The Church has always harbored the poor, the unwanted, the undesirables, the rejected, the homeless, the fatherless.
Numerous Popes have been the fatherly voice, fiercely reinforcing the mother’s counsel. Sometimes the Church is the only authoritative voice in a child’s life. Popes, like fathers, tend to be blunt and authoritative. With youth we don’t see the wisdom, not until we’re old and spent (miserably so)…and wisdom has found us. It’s all quit natural. And then we wish we had listened more to that old reckoning voice.
It might help to remember that the Church is over 2000 years old. That’s pretty old by anyone’s standards. And pretty wise.
The Church has outlived emperors and plagues and generals and presidents and kings and it will outlive each of us.
Perhaps we, people of the 21st century, would be wise in listening more closely to the trail of wisdom left by a Church founded by the Voice of God.
Perhaps that is what we need to tell the children who come through our religious education doors this school year. If they desire to be open-minded, begin by listening to the Voice of God that is older and wiser than their parents and grandparents.
The questions Sister Angela mentions are:
- Why is there such a loss of Catholic culture and identity today?

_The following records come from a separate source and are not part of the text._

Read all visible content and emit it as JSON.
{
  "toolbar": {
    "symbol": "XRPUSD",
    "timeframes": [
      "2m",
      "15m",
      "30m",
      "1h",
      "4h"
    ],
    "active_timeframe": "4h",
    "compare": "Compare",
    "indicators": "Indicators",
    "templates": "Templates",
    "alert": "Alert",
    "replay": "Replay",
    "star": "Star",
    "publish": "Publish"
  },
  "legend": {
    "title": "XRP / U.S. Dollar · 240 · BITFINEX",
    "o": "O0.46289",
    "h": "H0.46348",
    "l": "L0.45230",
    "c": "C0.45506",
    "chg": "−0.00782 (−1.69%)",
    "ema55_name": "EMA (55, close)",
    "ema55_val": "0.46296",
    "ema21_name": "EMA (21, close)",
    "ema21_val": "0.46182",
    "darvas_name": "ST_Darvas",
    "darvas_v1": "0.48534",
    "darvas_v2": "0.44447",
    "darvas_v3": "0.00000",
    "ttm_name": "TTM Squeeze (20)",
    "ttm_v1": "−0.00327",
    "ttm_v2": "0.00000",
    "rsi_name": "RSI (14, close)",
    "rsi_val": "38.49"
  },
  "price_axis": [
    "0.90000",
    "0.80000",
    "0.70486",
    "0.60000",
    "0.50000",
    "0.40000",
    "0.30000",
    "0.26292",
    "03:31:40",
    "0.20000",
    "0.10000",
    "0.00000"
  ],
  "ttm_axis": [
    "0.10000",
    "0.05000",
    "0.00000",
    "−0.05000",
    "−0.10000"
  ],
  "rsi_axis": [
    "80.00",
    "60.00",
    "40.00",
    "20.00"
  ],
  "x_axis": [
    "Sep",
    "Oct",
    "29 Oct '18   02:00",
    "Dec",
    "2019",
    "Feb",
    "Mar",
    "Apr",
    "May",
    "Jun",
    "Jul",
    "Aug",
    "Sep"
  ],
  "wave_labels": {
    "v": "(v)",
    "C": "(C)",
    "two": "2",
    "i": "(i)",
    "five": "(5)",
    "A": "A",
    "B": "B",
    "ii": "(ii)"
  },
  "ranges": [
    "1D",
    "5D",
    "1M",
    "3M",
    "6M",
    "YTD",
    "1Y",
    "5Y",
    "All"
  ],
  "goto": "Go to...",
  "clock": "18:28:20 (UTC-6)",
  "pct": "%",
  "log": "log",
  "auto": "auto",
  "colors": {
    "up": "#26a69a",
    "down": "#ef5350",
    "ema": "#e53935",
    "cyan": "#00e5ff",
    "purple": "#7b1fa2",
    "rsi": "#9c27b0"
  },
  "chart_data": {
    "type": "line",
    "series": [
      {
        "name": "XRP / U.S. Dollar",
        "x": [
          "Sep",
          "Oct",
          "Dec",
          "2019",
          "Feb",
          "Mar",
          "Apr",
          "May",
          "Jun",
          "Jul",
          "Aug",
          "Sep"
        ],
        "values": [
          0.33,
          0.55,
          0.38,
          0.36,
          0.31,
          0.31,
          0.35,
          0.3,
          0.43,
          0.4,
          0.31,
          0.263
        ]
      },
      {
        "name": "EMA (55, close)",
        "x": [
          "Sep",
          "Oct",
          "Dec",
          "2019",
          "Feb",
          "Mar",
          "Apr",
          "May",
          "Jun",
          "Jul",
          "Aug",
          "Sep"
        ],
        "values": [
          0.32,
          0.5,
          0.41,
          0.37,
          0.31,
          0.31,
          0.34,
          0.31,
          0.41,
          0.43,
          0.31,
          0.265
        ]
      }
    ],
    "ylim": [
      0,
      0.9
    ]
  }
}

- Why is parish participation rapidly declining?
- Why are Catholic unable to clearly and convincingly explain their faith when confronted?
These are questions catechists in the schools needs to address and know.
Pope Francis challenges catechists: “The catechist, then, is a Christian who is mindful of God, who is guided by the memory of God in his or her entire life and who is able to awaken that memory in the hearts of others. That is not easy! It engages our entire existence! What is the Catechism itself, if not the memory of God, the memory his works in history and his drawing near to us in Christ present in his word, in the sacraments, in his Church, in his love?
“Dear catechists, I ask you: Are you in fact the memory of God?” (September 29, 2013)
In order to be the memory of God, wouldn’t it make sense to have a “historical catechetical perspective”? To “learn from the past in order to re-imagine the future”?
Fr. Hater, in this book, helps us to follow the Church’s vision and mission in evangelizing and disciplining the Church and why it will take new approaches and methodology for catechesis in today’s ever-changing world.